Desinformation - Wie sinnvoll ist eine Kennzeichnung von KI?
KI-Werkzeuge machen es einfach, Fotos und Videos zu bearbeiten - und sogar komplett neu zu generieren. Bundesjustizminister Buschmann will deshalb eine Kennzeichnung KI-erzeugter Inhalte. Ob das wirklich hilft, ist aber fraglich. Von Linh Tran
Einen Satz in einen Generator eingetippt, ein Klick. Nach wenigen Sekunden ist es fertig: Ein Bild mit neuartigem, blauem Spargel. Oder ein Bild von der ehemaligen Bundeskanzlerin Angela Merkel im Hawaii-Kleid am Ostseestrand. Oder vom Papst im weißen Daunenmantel. Suchen Sie sich etwas aus.

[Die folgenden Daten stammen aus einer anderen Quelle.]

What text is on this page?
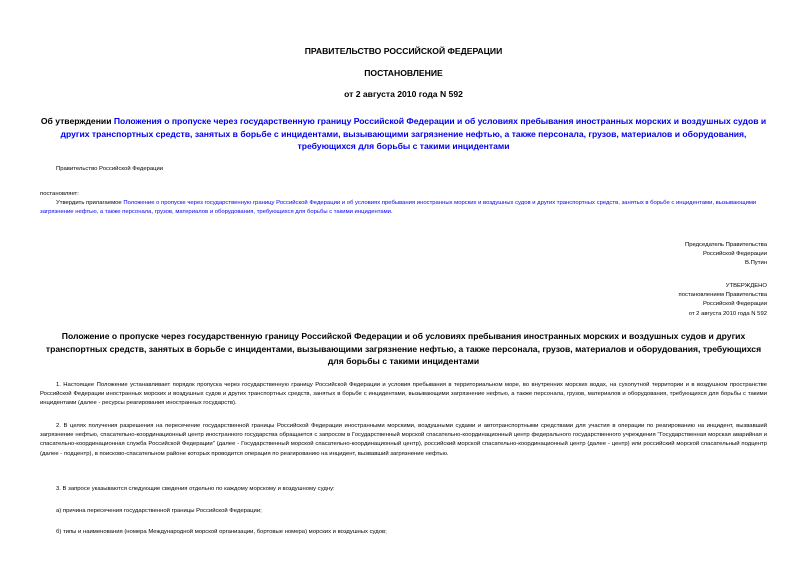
ПРАВИТЕЛЬСТВО РОССИЙСКОЙ ФЕДЕРАЦИИ
ПОСТАНОВЛЕНИЕ
от 2 августа 2010 года N 592
Об утверждении Положения о пропуске через государственную границу Российской Федерации и об условиях пребывания иностранных морских и воздушных судов и других транспортных средств, занятых в борьбе с инцидентами, вызывающими загрязнение нефтью, а также персонала, грузов, материалов и оборудования, требующихся для борьбы с такими инцидентами
Правительство Российской Федерации
постановляет:
Утвердить прилагаемое Положение о пропуске через государственную границу Российской Федерации и об условиях пребывания иностранных морских и воздушных судов и других транспортных средств, занятых в борьбе с инцидентами, вызывающими загрязнение нефтью, а также персонала, грузов, материалов и оборудования, требующихся для борьбы с такими инцидентами.
Председатель Правительства
Российской Федерации
В.Путин
УТВЕРЖДЕНО
постановлением Правительства
Российской Федерации
от 2 августа 2010 года N 592
Положение о пропуске через государственную границу Российской Федерации и об условиях пребывания иностранных морских и воздушных судов и других транспортных средств, занятых в борьбе с инцидентами, вызывающими загрязнение нефтью, а также персонала, грузов, материалов и оборудования, требующихся для борьбы с такими инцидентами
1. Настоящее Положение устанавливает порядок пропуска через государственную границу Российской Федерации и условия пребывания в территориальном море, во внутренних морских водах, на сухопутной территории и в воздушном пространстве Российской Федерации иностранных морских и воздушных судов и других транспортных средств, занятых в борьбе с инцидентами, вызывающими загрязнение нефтью, а также персонала, грузов, материалов и оборудования, требующихся для борьбы с такими инцидентами (далее - ресурсы реагирования иностранных государств).
2. В целях получения разрешения на пересечение государственной границы Российской Федерации иностранными морскими, воздушными судами и автотранспортными средствами для участия в операции по реагированию на инцидент, вызвавший загрязнение нефтью, спасательно-координационный центр иностранного государства обращается с запросом в Государственный морской спасательно-координационный центр федерального государственного учреждения "Государственная морская аварийная и спасательно-координационная служба Российской Федерации" (далее - Государственный морской спасательно-координационный центр), российский морской спасательно-координационный центр (далее - центр) или российский морской спасательный подцентр (далее - подцентр), в поисково-спасательном районе которых проводится операция по реагированию на инцидент, вызвавший загрязнение нефтью.
3. В запросе указываются следующие сведения отдельно по каждому морскому и воздушному судну:
а) причина пересечения государственной границы Российской Федерации;
б) типы и наименования (номера Международной морской организации, бортовые номера) морских и воздушных судов;
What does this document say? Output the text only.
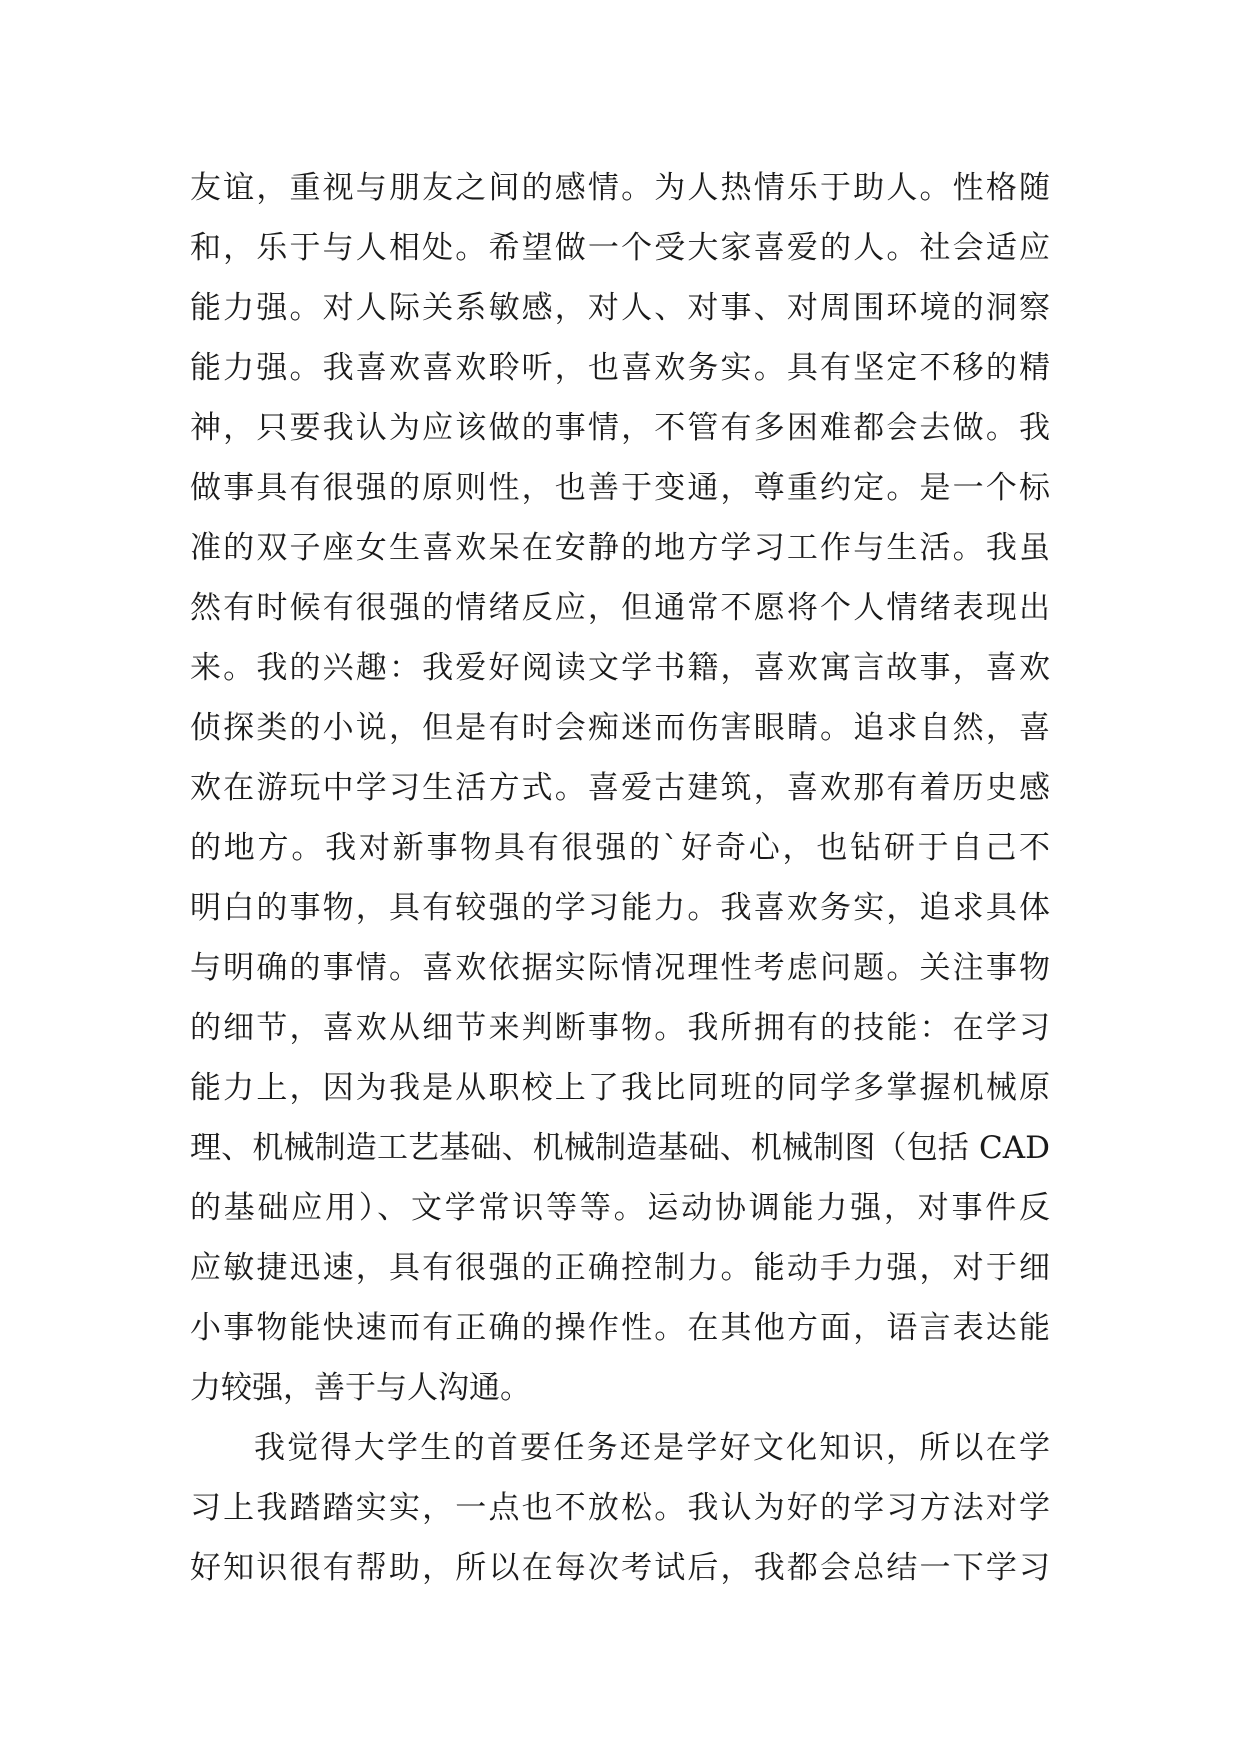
友谊，重视与朋友之间的感情。为人热情乐于助人。性格随
和，乐于与人相处。希望做一个受大家喜爱的人。社会适应
能力强。对人际关系敏感，对人、对事、对周围环境的洞察
能力强。我喜欢喜欢聆听，也喜欢务实。具有坚定不移的精
神，只要我认为应该做的事情，不管有多困难都会去做。我
做事具有很强的原则性，也善于变通，尊重约定。是一个标
准的双子座女生喜欢呆在安静的地方学习工作与生活。我虽
然有时候有很强的情绪反应，但通常不愿将个人情绪表现出
来。我的兴趣：我爱好阅读文学书籍，喜欢寓言故事，喜欢
侦探类的小说，但是有时会痴迷而伤害眼睛。追求自然，喜
欢在游玩中学习生活方式。喜爱古建筑，喜欢那有着历史感
的地方。我对新事物具有很强的`好奇心，也钻研于自己不
明白的事物，具有较强的学习能力。我喜欢务实，追求具体
与明确的事情。喜欢依据实际情况理性考虑问题。关注事物
的细节，喜欢从细节来判断事物。我所拥有的技能：在学习
能力上，因为我是从职校上了我比同班的同学多掌握机械原
理、机械制造工艺基础、机械制造基础、机械制图（包括 CAD
的基础应用）、文学常识等等。运动协调能力强，对事件反
应敏捷迅速，具有很强的正确控制力。能动手力强，对于细
小事物能快速而有正确的操作性。在其他方面，语言表达能
力较强，善于与人沟通。
我觉得大学生的首要任务还是学好文化知识，所以在学
习上我踏踏实实，一点也不放松。我认为好的学习方法对学
好知识很有帮助，所以在每次考试后，我都会总结一下学习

Mit künstlicher Intelligenz lässt sich schnell ein Bild, ein Video, ein Ton erzeugen - von vermeintlichen Geschehnissen, die so nie passiert sind. Vor dem Hintergrund der anstehenden Wahlen stellt sich die Frage, ob solche Inhalte dafür nicht auch gefährlich werden können.
Bundesjustizminister Marco Buschmann (FDP) sprach sich in einem Interview mit dem Redaktionsnetzwerk Deutschland [rnd.de] nun für eine Kennzeichnungspflicht für alle Fotos und Videos aus, die mit Künstlicher Intelligenz hergestellt werden. Bilder vermittelten das Gefühl von Authentizität, sagt er. Das könne missbraucht werden: "Eine Kennzeichnung steht kreativer Arbeit nicht im Weg. Aber es würde einfacher, zu erkennen, ob es sich bei einem Bild eher um ein Kunstwerk oder um eine Abbildung der Wirklichkeit handelt."
Dabei hatte das Europäische Parlament bereits im März ein Gesetz für die Künstliche Intelligenz beschlossen [arcitifialintelligenceact.eu]. Im Februar hat das EU-Parlament der KI-Verordnung zugestimmt [bmwk.de]. In zwei Jahren wird die KI-Verordnung in Kraft treten. Die "Forderung" Buschmanns, wie einige Medien berichten, wird nicht nur schon lange diskutiert, sie ist längst beschlossen.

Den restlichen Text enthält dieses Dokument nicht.